In June 2021 the script was 'dusted off', so to speak - to quote Davis' website, 'I spent about 8 hours tweaking a few lines and updated the tech and pop culture references so it wouldn’t feel dated, and then I shipped it off to that website. It earned itself an 8.'. Jeff Belkin picked up the script in August 2021 and sent it to Timothy C. Sullivan, a freshly-signed producer to Voltage Pictures. Consequently the script underwent two rewrites from September to November 2021. The producers then realised that Dylan Sprouse could be cast as the lead, so some major changes were made to the script, like changing the age of the lead - Eric in the script - and his daughter, which became his sister. On the 1st January 2022 he turned in his final draft, and after eleven years the film was greenlit. By May there were two passes from the director, Patrick Lussier, and the film went into production.

The cast is led by Dylan Sprouse, Mason Gooding, Dichen Lachman, Megan Stott, Kevin Chapman and Will Lyman. The cast also includes Derek K. Moore, Jason Armani Martinez, Daniel Rios Jr. and Ashley Pynn.
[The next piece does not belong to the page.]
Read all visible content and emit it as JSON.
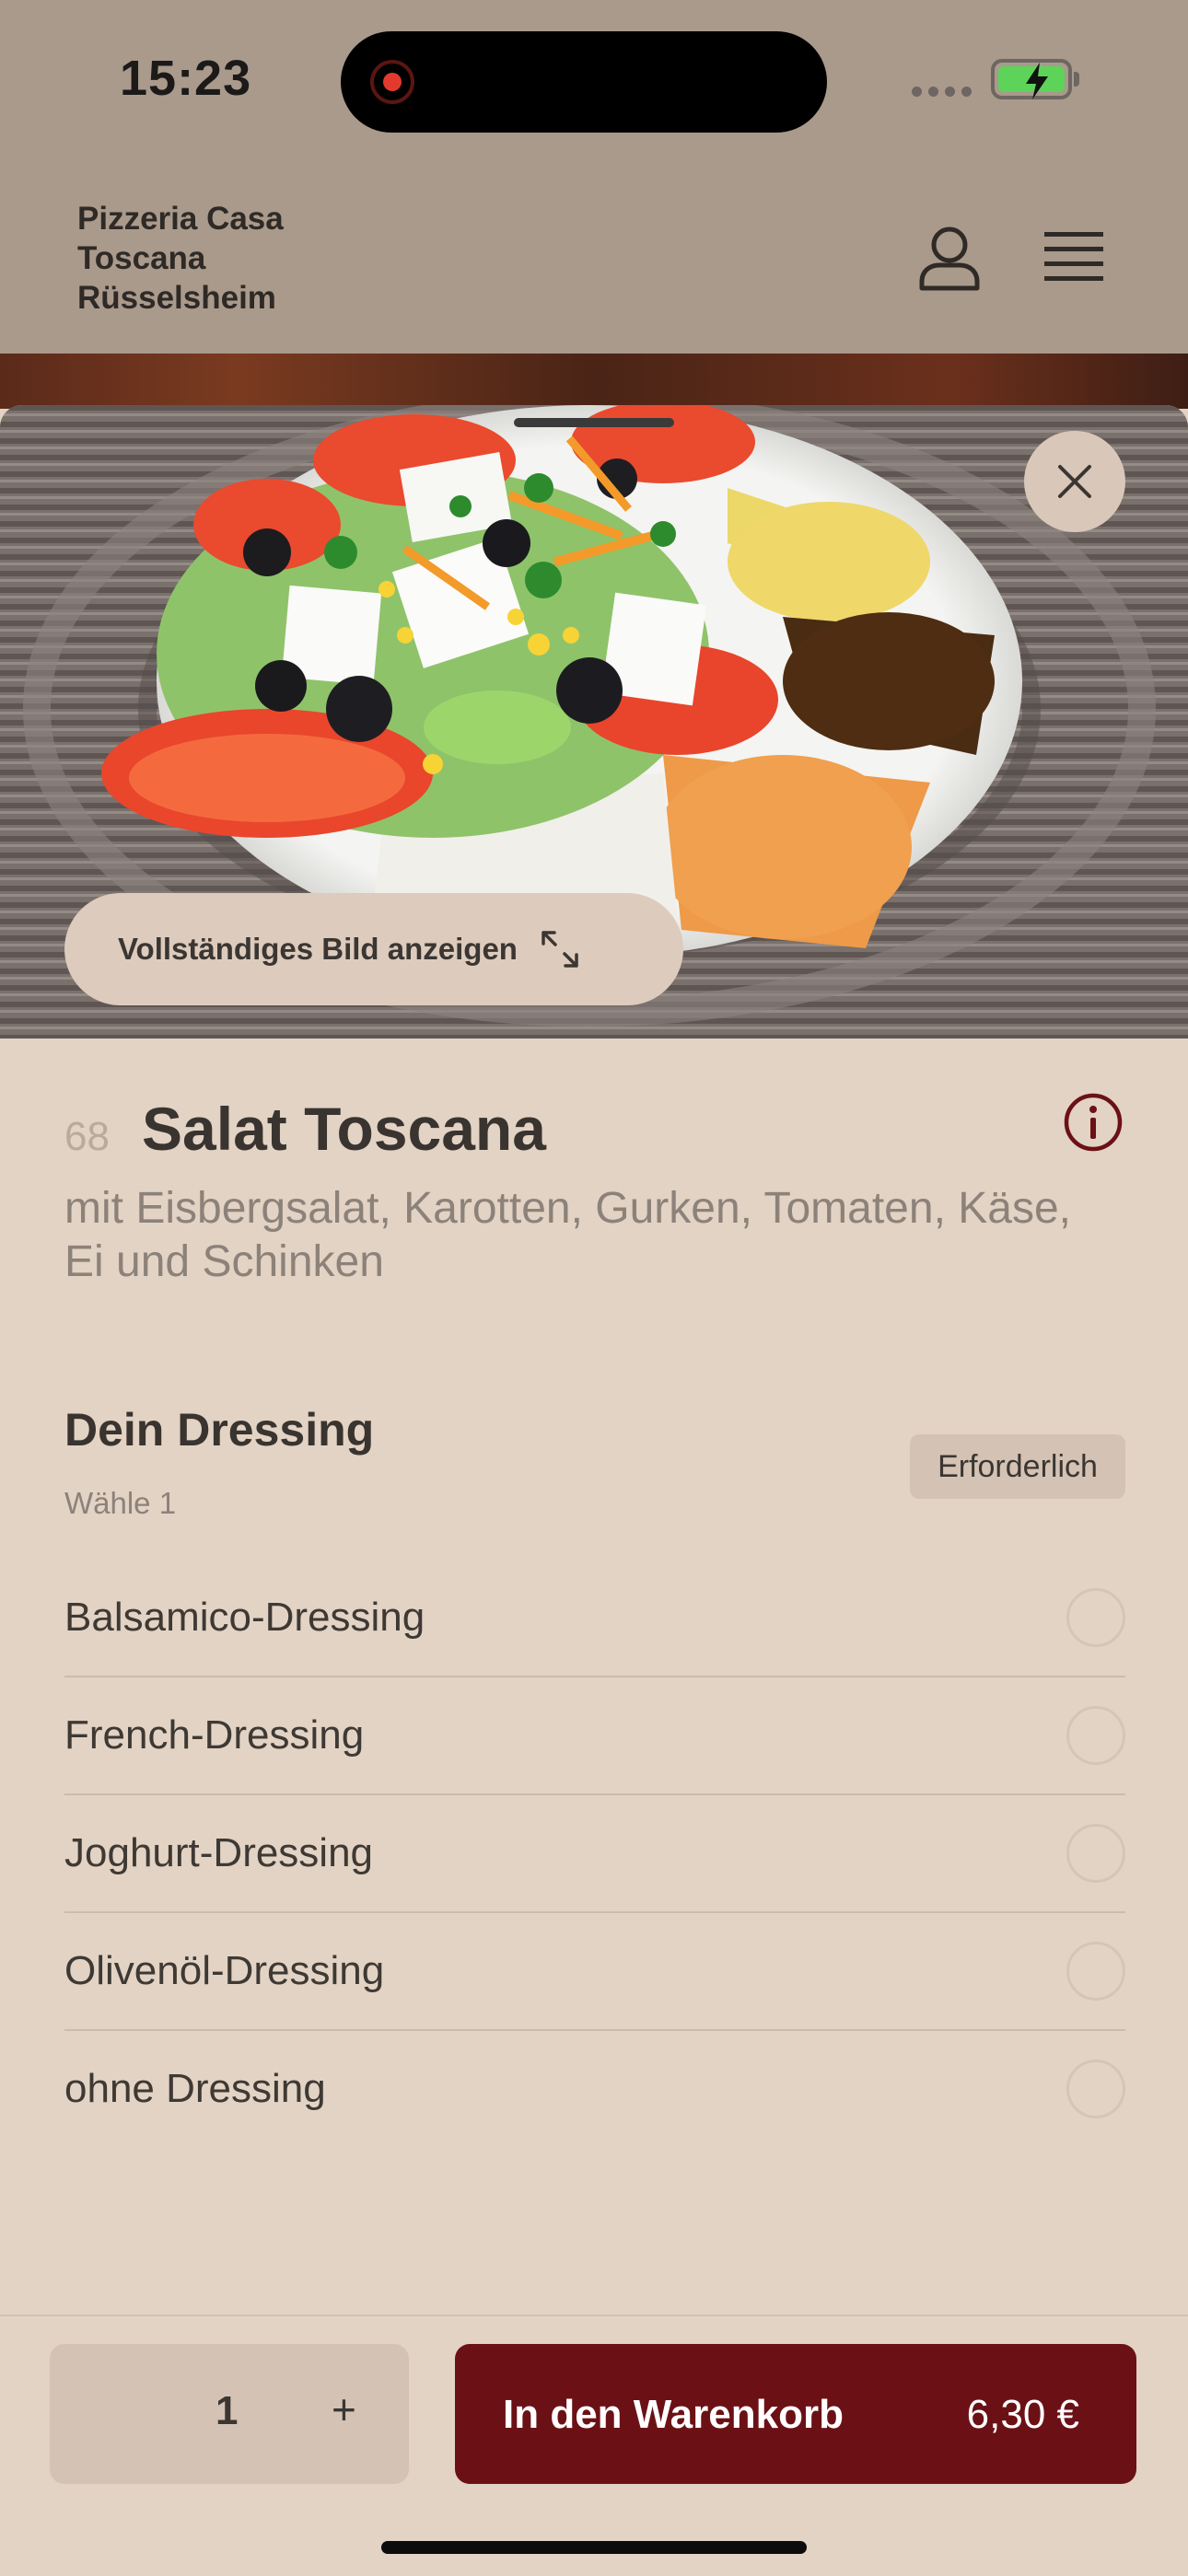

Principal photography took place in Boston, Massachusetts and had entered post-production by the end of January 2023. Former and current military personnel were on the set for filming to act as advisors on the production.

==Release==
The film was distributed by Voltage Pictures and had a limited theatrical release on November 1, 2024. It also became available digitally on that date. On February 10, 2025, it became available on streaming service Netflix.

== Viewership ==
According to data from Showlabs, Aftermath ranked second on Netflix in the United States during the week of 10–16 February 2025.